In the past few weeks, President Donald Trump decided to take a break from politics to talk to the American public about sports. At a rally in Alabama last Friday, Trump reprimanded NFL players for kneeling during the national anthem, calling for NFL team owners to fire these players. In addition, NBA champion and two-time MVP, Stephen Curry, of the Golden State Warriors, declined the White House’s invitation to visit. In response, Trump tweeted out, “Going to the White House is considered a great honor for a championship team. Stephen Curry is hesitating; therefore, invitation is withdrawn!”
First of all, I am not for NFL players kneeling during the national anthem. We play and stand for “The Star-Spangled Banner” in order to honor the men and women who have served in our country’s military and protected our rights to freedom. It seems backwards to me to kneel for an anthem instead of trying to hold rallies or create town-hall-type conversations where real conversation can take place. However, I also recognize that the reason players have been kneeling is to bring awareness to the racial violence that has taken place over the past few years between police officers and minorities.

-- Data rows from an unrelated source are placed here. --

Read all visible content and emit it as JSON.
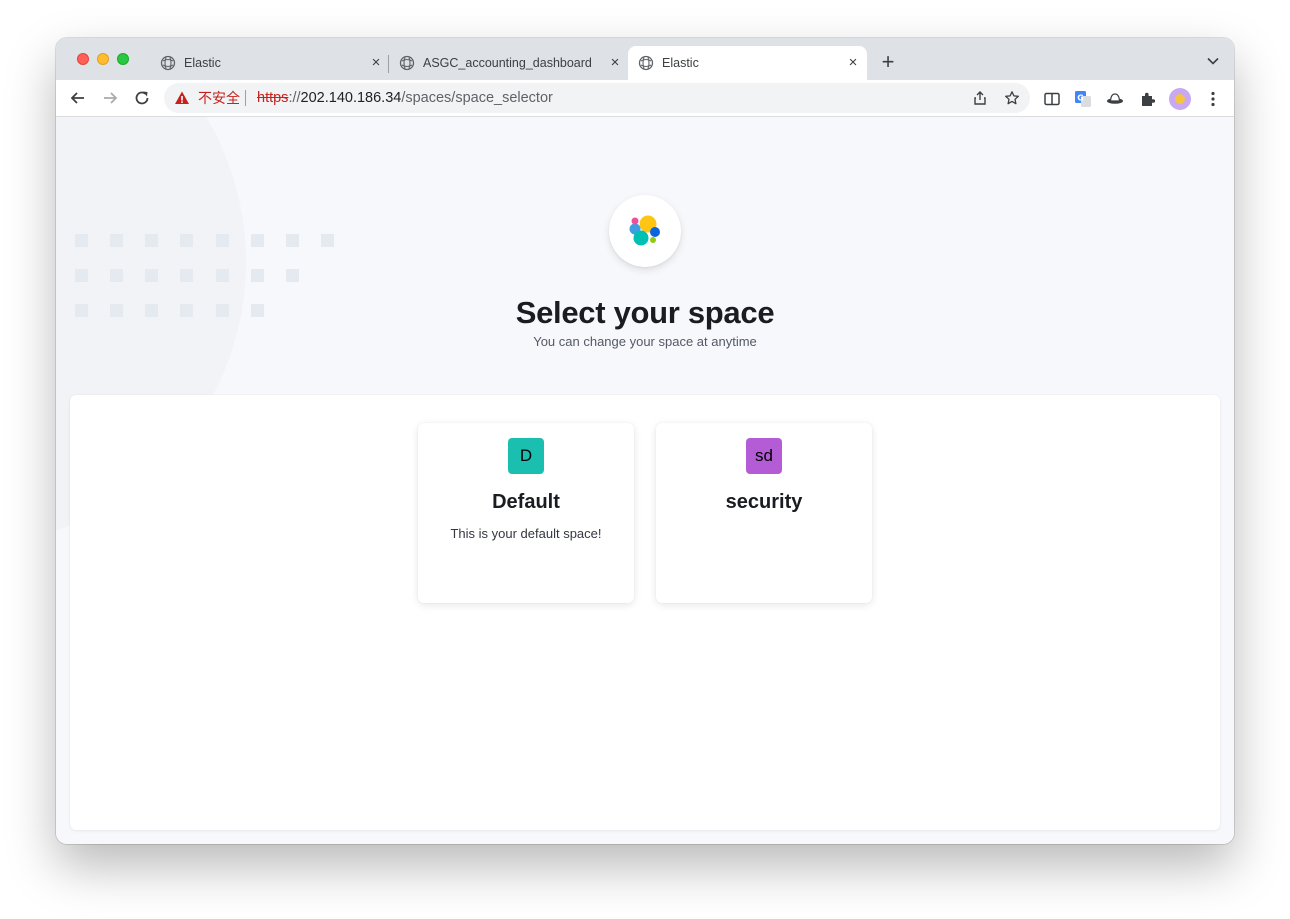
{
  "browser": {
    "tabs": [
      {
        "title": "Elastic",
        "icon": "elastic-tab-icon",
        "active": false
      },
      {
        "title": "ASGC_accounting_dashboard",
        "icon": "elastic-tab-icon",
        "active": false
      },
      {
        "title": "Elastic",
        "icon": "elastic-tab-icon",
        "active": true
      }
    ],
    "close_glyph": "×",
    "new_tab_glyph": "+",
    "address": {
      "security_label": "不安全",
      "scheme": "https",
      "separator": "://",
      "host": "202.140.186.34",
      "path": "/spaces/space_selector"
    }
  },
  "page": {
    "title": "Select your space",
    "subtitle": "You can change your space at anytime",
    "spaces": [
      {
        "initials": "D",
        "name": "Default",
        "description": "This is your default space!",
        "color": "#1bbfb0"
      },
      {
        "initials": "sd",
        "name": "security",
        "description": "",
        "color": "#b45bd6"
      }
    ]
  },
  "colors": {
    "insecure_red": "#c5221f",
    "page_bg": "#f7f8fc",
    "tabstrip_bg": "#dee1e6"
  }
}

That being said, I want to point out the flaw in President Trump’s logic. For the past year or so that these players have been kneeling, they have endured a fair amount of criticism. People have called them crybabies, idiots, and everything in between; in particular, quarterback Colin Kaepernick, the first player to get attention for kneeling during the anthem, still remains a free- agent despite having once led the San Francisco 49ers to a Super Bowl appearance in 2013. Yet, they have continued with their stance. Why exactly would the players decide to quit kneeling just because of President Trump’s protest to their stance? Considering that he has been touted as something of an idiot by most professional athletes, his opposition to their stance should mean little to them.
Regarding the Curry tweet, it seems a bit late for Trump to be withdrawing his invitation, considering Curry said that he would not vote to attend the White House the day before. It would be similar to telling an employee that they are fired after they have already handed in their resignation. However, I do not agree with Curry on his all-out rejection of the invitation. Right now, our country faces a growing divide between people who believe Trump could do good things for our country and those who do not. If Curry and rest of the Golden State Warriors wanted to stop the growing isolation amongst the American people, I believe a visit to the White House in spite of their disagreements with President Trump could be a move in the right direction.